FIG. 3 shows a refined ontology schema example by transforming the property of “Shareholding” into a class of “Transaction” which could contain properties like trading time and amount of money. In this example, semantic content in data populates the refined ontology schema without any loss. In accordance with the intrinsic feature of ontology illustrated above, each transaction relationship between “ID1” and “ID2” is referred to as an instance of a new class called “Transaction”, and not subsumed within the property of “Shareholding” as in the older ontology schema. The property of “Shareholding” directing from “Shareholder” to “Listed Company” is transformed into a kind of indirect relationship in which a class serves to define the properties semantically contained in the relationship data. By this way, the query not supported by the second way might be conducted here.
The method of ontology schema refinement based on context, illustrated in FIG. 3, has been well known as the most intuitive and common way to resolve the problem (or “conflict”) that occurs when the property defined as a relationship between two classes is too general to vividly characterize the varieties of semantics that the relationship-property contains. Unfortunately, most of the jobs applying these kinds of refinements are done by hand. Under the circumstance, whether the refined ontology schema is adequate for the application is determined by the knowledge and experience that users master. It is undoubtedly costly to reach the goal.

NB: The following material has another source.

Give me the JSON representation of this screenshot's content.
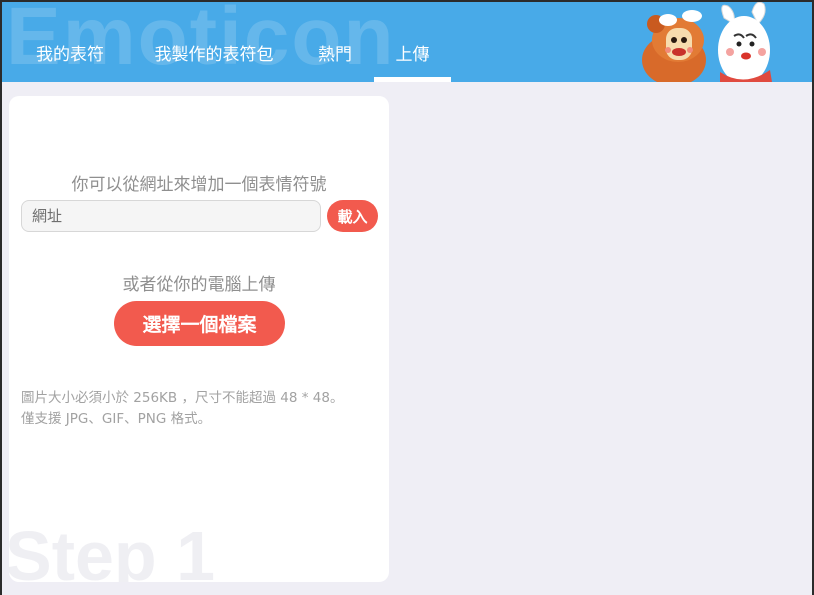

Besides the huge cost in design time, it is more difficult to monitor the inconsistency dynamically in runtime. With the evolving of the data, even the data schema is stable or with a little revision, the content will also possibly cause the changing of ontology schema. For example, all CEOs of a company are originally different in any two tenure of the office, therefore in the application, users can simply define a serving property to describe the relationship between a CEO and the company. However, since a certain time, a person who served as CEO of the company at past time has come back and still been entitled with CEO. The scenario does not hurt a data schema any more but do harm to ontology schema defined before. It must totally rely on a tool to automatically refine ontology in the runtime.
In order to save the costs, we expect to develop an intelligent agent to finish the job. Even while the automatically refined ontology schema is not the final one that users prefer to employ, it does not matter since most of features have been discovered. Users could design what they prefer only with minor revision on the automatically refined ontology schema. What the present invention prepares to solve is to automatically refine ontology schema based on a context hidden in data.